Mission 4: The Big DipperAugust 22, 2009
Mission Objectives: Constellation, Bright Stars, Multiple Stars
Equipment: Naked eye, Binoculars
Required Time: 3 minutes
Instructions: Get to a place with a clear northern horizon, look to the northwest, and find the Big Dipper. Seriously, it’s just that easy. Here, you can practice with this:
Note the little red W and N in the corners of the picture; at this time of year, the Dipper is exactly halfway between those cardinal points. If you can’t find it, make sure that it’s just after dark, see that your view isn’t blocked by clouds, trees, or mountains, and double check that you are, in fact, in the Northern Hemisphere.
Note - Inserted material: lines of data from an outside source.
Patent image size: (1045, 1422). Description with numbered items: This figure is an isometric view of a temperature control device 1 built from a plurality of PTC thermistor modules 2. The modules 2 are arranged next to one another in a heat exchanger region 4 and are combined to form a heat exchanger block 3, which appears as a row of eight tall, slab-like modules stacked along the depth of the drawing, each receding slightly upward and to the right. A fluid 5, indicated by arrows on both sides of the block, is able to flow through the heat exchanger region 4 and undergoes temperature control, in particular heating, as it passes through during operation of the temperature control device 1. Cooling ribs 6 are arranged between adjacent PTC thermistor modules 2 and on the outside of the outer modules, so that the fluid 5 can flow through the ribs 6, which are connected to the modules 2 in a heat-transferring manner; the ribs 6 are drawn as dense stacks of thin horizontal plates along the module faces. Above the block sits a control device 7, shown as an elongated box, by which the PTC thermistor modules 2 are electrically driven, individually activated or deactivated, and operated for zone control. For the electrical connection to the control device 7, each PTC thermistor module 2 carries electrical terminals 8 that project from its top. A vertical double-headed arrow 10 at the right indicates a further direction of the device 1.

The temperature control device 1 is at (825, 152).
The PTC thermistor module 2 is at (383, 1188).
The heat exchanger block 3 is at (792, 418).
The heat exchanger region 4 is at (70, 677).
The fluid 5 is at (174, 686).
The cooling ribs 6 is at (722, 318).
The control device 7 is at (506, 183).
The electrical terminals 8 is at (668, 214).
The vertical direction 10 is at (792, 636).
If you can find the Dipper, you can find at least two more bright stars and have an edge on identifying their constellations. The path that is most widely known is that the two stars that make up the front end of the “pan” point unfailingly to Polaris, the North Star, around which everything else in the heavens appears to rotate. Also, you can follow the handle of the Dipper and arc to Arcturus, the brightest star in the constellation Bootes.
Like Lyra, Ursa Major has a double star treat for naked eyes and binoculars. The middle star in the handle is in fact two, Mizar and Alcor, the horse and rider. Your eyes don’t have to be particularly sharp to see that the brighter of the two, Mizar, has a dim companion. This is also a dead easy split with binoculars. A telescope working at even low magnifications of 40-50x will reveal that Mizar has another, even fainter companion, called Mizar B. Mizar was probably the first telescopic binary discovered, possibly as early as 1617, less than a decade after Galileo first aimed a telescope at the heavens. As if all of that weren’t enough, Mizar A and B are themselves both binary, although the components are too close to be separated by telescopes and can only be detected through spectroscopy. So Mizar is a four-star system, another “double double”, all by itself.
The Big Dipper is just the rear end and oddly long tail of the constellation Ursa Major, the Great Bear. Polaris is at the end of the tail of Ursa Minor, the Little Bear. There are lots of stories about how these bears came to have such long tails–see what you can find. Because Ursa Major is so close to the celestial North Pole, it is visible for most of the year and only dips below the horizon briefly at mid-northern latitudes. If you go far enough north, the Great Bear is visible all the time. The Greek word for bear is ‘arctos’. And so we call those far northern regions, under the eternal reign of the bear, the ‘arctic’.